Johnny Smith sits alongside Django Reinhardt, Charlie Christian and Wes Montgomery as a crucial pioneer in the development of the jazz guitar. His impact and influence as an innovative musician undoubtedly warrants that position by itself, and his other contributions merely add further weight to his importance. Johnny has made a difference to our lives not only through greatly advancing our instrument, but also through giving us his beautiful music. Meanwhile, he is renowned for his humility. The Master remains uncomfortable with high praise, but he is also deeply touched by it. For those of us who have been lucky enough to meet or know him, our lives are richer in yet another dimension.

Johnny Smith - An Appreciation (Part 1)

By Lin Flanagan. Reproduced from Just Jazz Guitar (August 2012)

Through his method book and his innovative guitar seminars, Johnny has had a profound effect upon the education of generations of jazz guitarists. Along with Jack Petersen, he has also influenced us through the books and teaching of William Leavitt. Johnny's inclusion of classical pieces in his early repertoire, and his acknowledgment that he practiced reading music from sources such as violin books, inspired much of Bill's teaching at Berklee College, including his Modern Method for Guitar and Classical Studies for Pick-Style Guitar books.
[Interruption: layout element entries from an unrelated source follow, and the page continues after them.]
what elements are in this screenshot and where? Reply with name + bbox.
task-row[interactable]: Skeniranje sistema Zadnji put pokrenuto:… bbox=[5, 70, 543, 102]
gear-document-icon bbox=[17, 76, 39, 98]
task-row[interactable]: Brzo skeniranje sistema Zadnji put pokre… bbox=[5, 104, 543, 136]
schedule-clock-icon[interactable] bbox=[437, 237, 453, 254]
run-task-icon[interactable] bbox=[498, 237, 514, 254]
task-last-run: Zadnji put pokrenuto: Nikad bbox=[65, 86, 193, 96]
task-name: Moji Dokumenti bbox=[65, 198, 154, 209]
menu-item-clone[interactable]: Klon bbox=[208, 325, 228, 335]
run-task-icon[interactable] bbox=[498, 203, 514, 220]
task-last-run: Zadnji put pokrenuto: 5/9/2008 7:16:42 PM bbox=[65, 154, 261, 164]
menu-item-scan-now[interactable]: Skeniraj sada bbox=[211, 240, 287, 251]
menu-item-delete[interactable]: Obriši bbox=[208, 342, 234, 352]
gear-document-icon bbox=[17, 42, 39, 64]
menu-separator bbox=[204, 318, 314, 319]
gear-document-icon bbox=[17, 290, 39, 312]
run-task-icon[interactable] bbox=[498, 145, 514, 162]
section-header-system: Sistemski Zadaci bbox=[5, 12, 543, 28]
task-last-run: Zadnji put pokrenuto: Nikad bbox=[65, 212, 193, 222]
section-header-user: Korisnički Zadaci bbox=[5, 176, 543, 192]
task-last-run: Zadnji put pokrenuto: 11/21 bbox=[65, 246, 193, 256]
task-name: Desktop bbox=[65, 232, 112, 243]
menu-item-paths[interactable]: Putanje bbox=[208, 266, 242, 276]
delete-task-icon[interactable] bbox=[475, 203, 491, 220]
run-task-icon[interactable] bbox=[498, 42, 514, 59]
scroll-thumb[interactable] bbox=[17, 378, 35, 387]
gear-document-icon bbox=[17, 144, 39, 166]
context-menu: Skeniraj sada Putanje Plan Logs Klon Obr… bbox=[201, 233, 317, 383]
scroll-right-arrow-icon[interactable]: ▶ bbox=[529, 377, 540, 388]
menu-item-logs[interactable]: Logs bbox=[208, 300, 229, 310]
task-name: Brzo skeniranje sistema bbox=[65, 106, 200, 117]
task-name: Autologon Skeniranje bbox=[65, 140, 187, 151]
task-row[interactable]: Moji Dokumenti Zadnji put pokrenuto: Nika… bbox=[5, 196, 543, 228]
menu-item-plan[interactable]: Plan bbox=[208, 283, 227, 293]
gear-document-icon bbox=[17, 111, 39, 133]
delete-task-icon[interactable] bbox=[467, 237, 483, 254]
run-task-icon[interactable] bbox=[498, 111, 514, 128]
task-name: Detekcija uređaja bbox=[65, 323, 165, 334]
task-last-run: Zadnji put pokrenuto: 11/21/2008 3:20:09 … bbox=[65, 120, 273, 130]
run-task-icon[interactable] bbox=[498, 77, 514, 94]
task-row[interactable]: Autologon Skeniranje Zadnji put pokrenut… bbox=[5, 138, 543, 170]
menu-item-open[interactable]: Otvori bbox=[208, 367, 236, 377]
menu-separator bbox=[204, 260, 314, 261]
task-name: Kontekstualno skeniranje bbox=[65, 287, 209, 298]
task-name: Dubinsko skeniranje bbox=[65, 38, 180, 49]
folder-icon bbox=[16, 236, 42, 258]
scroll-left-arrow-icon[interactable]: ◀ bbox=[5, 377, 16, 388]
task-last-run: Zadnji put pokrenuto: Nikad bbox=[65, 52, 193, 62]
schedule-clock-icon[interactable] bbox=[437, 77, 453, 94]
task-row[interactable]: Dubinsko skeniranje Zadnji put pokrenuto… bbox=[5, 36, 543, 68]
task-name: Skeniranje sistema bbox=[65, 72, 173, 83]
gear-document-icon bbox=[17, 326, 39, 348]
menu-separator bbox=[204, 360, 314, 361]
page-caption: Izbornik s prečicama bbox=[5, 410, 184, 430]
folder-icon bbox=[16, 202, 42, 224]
As well as his importance as a performer and educator, it should not be forgotten that Johnny also played a crucial role in the development of the construction of the archtop guitar. His designs for Epiphone, D'Angelico, Guild, and ultimately the Gibson Johnny Smith model, set new benchmarks in jazz guitar construction. His ideas and his attention to detail have inspired and influenced celebrated luthiers around the world, including Bob Benedetto.

He also pioneered the production of the dedicated guitar amplifier. Prior to Johnny's involvement with Ampeg and Gibson in his quest for an amplifier with a flat frequency response, electric jazz guitarists were resigned to using units which were either unreliable or gave an unsatisfactory tone. Today, because of Johnny, there are numerous mass-produced models available to electric jazz guitarists.